到了第二日,才得知,昨晚萧呈璟病了。
不管是作为同行人,还是晚辈,楚安然都该前去探望。
这时候,谁都不会拿男女有别说道什么。
进了院子,楚安然便被常喜拉到一旁,“爷昨晚又吐又拉,还不许我告诉梅府的下人,硬生生熬到了天亮。幸好来前,我娘让人备了些药丸,给爷吃了,总算脸色好了许多。”
“这药是能乱吃的?”楚安然一听,心里就是一惊,如今这时代,一个风寒就能要人命的,药就更不敢乱吃了。

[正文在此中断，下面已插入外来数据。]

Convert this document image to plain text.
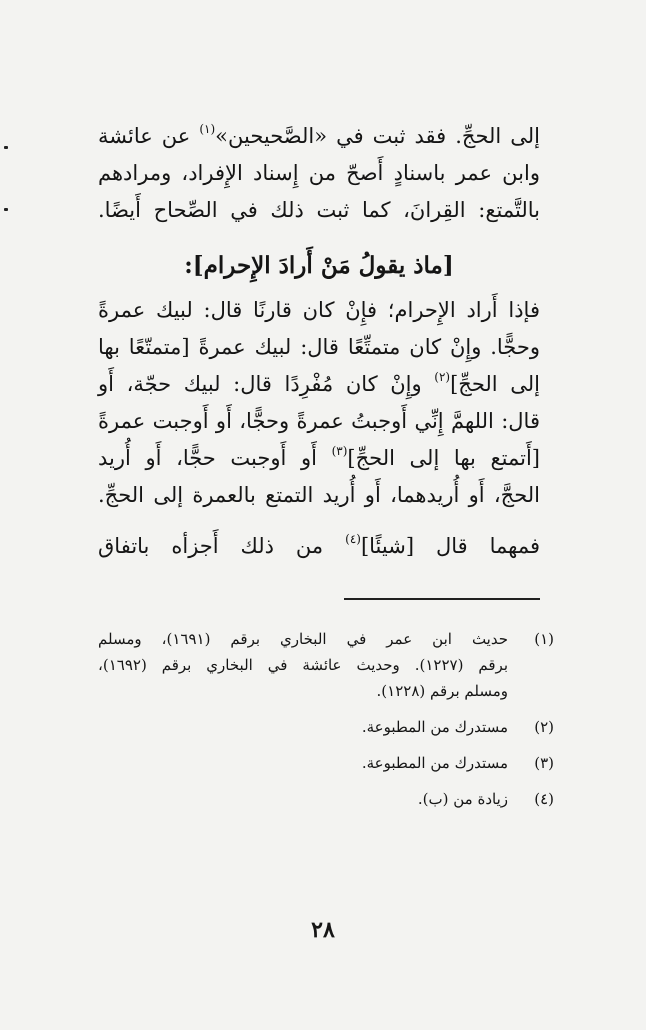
إلى الحجِّ. فقد ثبت في «الصَّحيحين»$^{(١)}$ عن عائشة
وابن عمر باسنادٍ أَصحّ من إِسناد الإِفراد، ومرادهم
بالتَّمتع: القِرانَ، كما ثبت ذلك في الصِّحاح أَيضًا.
[ماذ يقولُ مَنْ أَرادَ الإِحرام]:
فإذا أَراد الإِحرام؛ فإِنْ كان قارنًا قال: لبيك عمرةً
وحجًّا. وإِنْ كان متمتِّعًا قال: لبيك عمرةً [متمتّعًا بها
إلى الحجِّ]$^{(٢)}$ وإِنْ كان مُفْرِدًا قال: لبيك حجّة، أَو
قال: اللهمَّ إِنِّي أَوجبتُ عمرةً وحجًّا، أَو أَوجبت عمرةً
[أَتمتع بها إلى الحجِّ]$^{(٣)}$ أَو أَوجبت حجًّا، أَو أُريد
الحجَّ، أَو أُريدهما، أَو أُريد التمتع بالعمرة إلى الحجِّ.
فمهما قال [شيئًا]$^{(٤)}$ من ذلك أَجزأه باتفاق
(١)
حديث ابن عمر في البخاري برقم (١٦٩١)، ومسلم
برقم (١٢٢٧). وحديث عائشة في البخاري برقم (١٦٩٢)،
ومسلم برقم (١٢٢٨).
(٢)
مستدرك من المطبوعة.
(٣)
مستدرك من المطبوعة.
(٤)
زيادة من (ب).
٢٨
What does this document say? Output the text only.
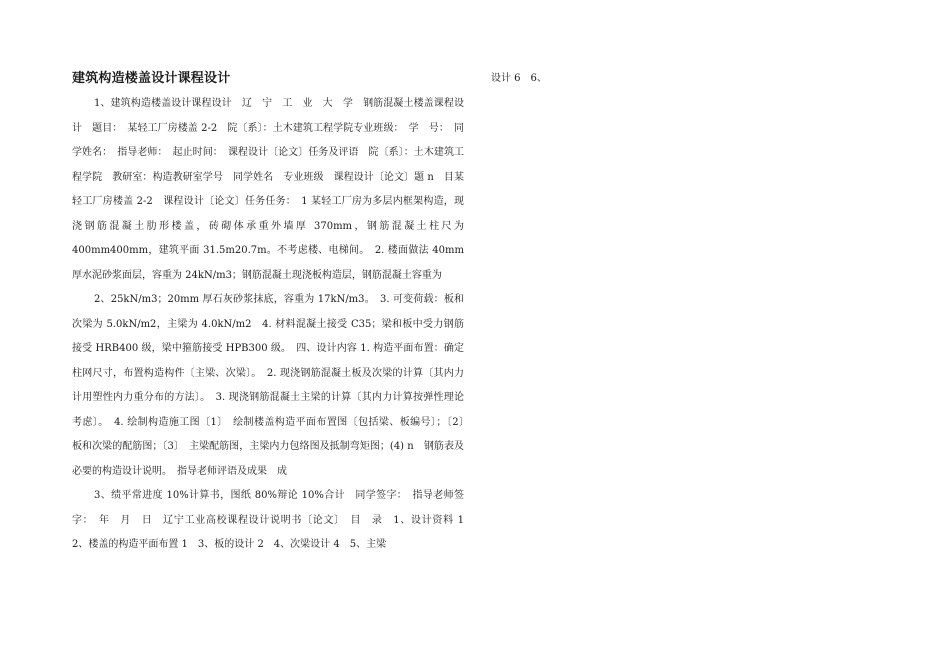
建筑构造楼盖设计课程设计	设计 6　6、

1、建筑构造楼盖设计课程设计　辽　宁　工　业　大　学　钢筋混凝土楼盖课程设计　题目：　某轻工厂房楼盖 2-2　院〔系〕：土木建筑工程学院专业班级：　学　号：　同学姓名：　指导老师：　起止时间：　课程设计〔论文〕任务及评语　院〔系〕：土木建筑工程学院　教研室：构造教研室学号　同学姓名　专业班级　课程设计〔论文〕题 n　目某轻工厂房楼盖 2-2　课程设计〔论文〕任务任务：　1 某轻工厂房为多层内框架构造，现浇钢筋混凝土肋形楼盖，砖砌体承重外墙厚 370mm，钢筋混凝土柱尺为 400mm400mm，建筑平面 31.5m20.7m。不考虑楼、电梯间。　2. 楼面做法 40mm 厚水泥砂浆面层，容重为 24kN/m3；钢筋混凝土现浇板构造层，钢筋混凝土容重为

2、25kN/m3；20mm 厚石灰砂浆抹底，容重为 17kN/m3。　3. 可变荷载：板和次梁为 5.0kN/m2，主梁为 4.0kN/m2　4. 材料混凝土接受 C35；梁和板中受力钢筋接受 HRB400 级，梁中箍筋接受 HPB300 级。　四、设计内容 1. 构造平面布置：确定柱网尺寸，布置构造构件〔主梁、次梁〕。　2. 现浇钢筋混凝土板及次梁的计算〔其内力计用塑性内力重分布的方法〕。　3. 现浇钢筋混凝土主梁的计算〔其内力计算按弹性理论考虑〕。　4. 绘制构造施工图〔1〕　绘制楼盖构造平面布置图〔包括梁、板编号〕；〔2〕　板和次梁的配筋图；〔3〕　主梁配筋图，主梁内力包络图及抵制弯矩图；(4) n　钢筋表及必要的构造设计说明。　指导老师评语及成果　成

3、绩平常进度 10%计算书，图纸 80%辩论 10%合计　同学签字：　指导老师签字：　年　月　日　辽宁工业高校课程设计说明书〔论文〕　目　录　1、设计资料 1　2、楼盖的构造平面布置 1　3、板的设计 2　4、次梁设计 4　5、主梁
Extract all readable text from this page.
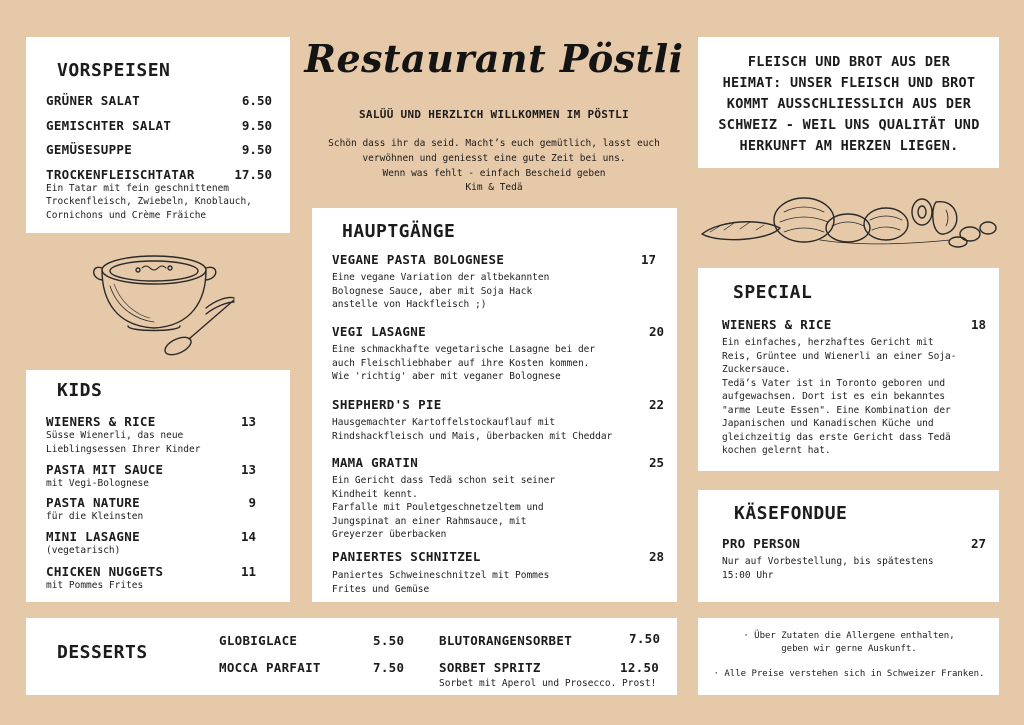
Restaurant Pöstli
SALÜÜ UND HERZLICH WILLKOMMEN IM PÖSTLI
Schön dass ihr da seid. Macht’s euch gemütlich, lasst euch
verwöhnen und geniesst eine gute Zeit bei uns.
Wenn was fehlt - einfach Bescheid geben
Kim & Tedä
VORSPEISEN
GRÜNER SALAT	6.50
GEMISCHTER SALAT	9.50
GEMÜSESUPPE	9.50
TROCKENFLEISCHTATAR	17.50
Ein Tatar mit fein geschnittenem
Trockenfleisch, Zwiebeln, Knoblauch,
Cornichons und Crème Fräiche
KIDS
WIENERS & RICE	13
Süsse Wienerli, das neue
Lieblingsessen Ihrer Kinder
PASTA MIT SAUCE	13
mit Vegi-Bolognese
PASTA NATURE	9
für die Kleinsten
MINI LASAGNE	14
(vegetarisch)
CHICKEN NUGGETS	11
mit Pommes Frites
HAUPTGÄNGE
VEGANE PASTA BOLOGNESE	17
Eine vegane Variation der altbekannten
Bolognese Sauce, aber mit Soja Hack
anstelle von Hackfleisch ;)
VEGI LASAGNE	20
Eine schmackhafte vegetarische Lasagne bei der
auch Fleischliebhaber auf ihre Kosten kommen.
Wie 'richtig' aber mit veganer Bolognese
SHEPHERD'S PIE	22
Hausgemachter Kartoffelstockauflauf mit
Rindshackfleisch und Mais, überbacken mit Cheddar
MAMA GRATIN	25
Ein Gericht dass Tedä schon seit seiner
Kindheit kennt.
Farfalle mit Pouletgeschnetzeltem und
Jungspinat an einer Rahmsauce, mit
Greyerzer überbacken
PANIERTES SCHNITZEL	28
Paniertes Schweineschnitzel mit Pommes
Frites und Gemüse
FLEISCH UND BROT AUS DER
HEIMAT: UNSER FLEISCH UND BROT
KOMMT AUSSCHLIESSLICH AUS DER
SCHWEIZ - WEIL UNS QUALITÄT UND
HERKUNFT AM HERZEN LIEGEN.
SPECIAL
WIENERS & RICE	18
Ein einfaches, herzhaftes Gericht mit
Reis, Grüntee und Wienerli an einer Soja-
Zuckersauce.
Tedä’s Vater ist in Toronto geboren und
aufgewachsen. Dort ist es ein bekanntes
"arme Leute Essen". Eine Kombination der
Japanischen und Kanadischen Küche und
gleichzeitig das erste Gericht dass Tedä
kochen gelernt hat.
KÄSEFONDUE
PRO PERSON	27
Nur auf Vorbestellung, bis spätestens
15:00 Uhr
DESSERTS
GLOBIGLACE	5.50
MOCCA PARFAIT	7.50
BLUTORANGENSORBET	7.50
SORBET SPRITZ	12.50
Sorbet mit Aperol und Prosecco. Prost!
· Über Zutaten die Allergene enthalten,
geben wir gerne Auskunft.
· Alle Preise verstehen sich in Schweizer Franken.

常喜赶忙解释,“没乱吃,我家极少吃鱼,并不是不喜欢,只是好些鱼吃不了,吃了就容易不舒坦。我娘才给备了药,毕竟胶东一带,喜食鱼。只是没想到这回这么严重。”
楚安然听了就明白了,看来萧呈璟应该是对很多鱼类容易过敏,难怪昨晚梅夫人夹到小碟中的海鱼,他犹豫了一下才动筷子。
估计这男人对海鱼的过敏程度更重,昨晚那一碟的鱼肉量也不算少,所以才会这么严重。
楚安然问常喜,“那如今是睡着还是醒着?梅家人可来瞧过了?”
她想问的其实是梅夫人,怎么说都是亲生儿子,那鱼肉又是她夹给萧呈璟的,这回怎么着,也该正眼瞧上儿子一眼了吧?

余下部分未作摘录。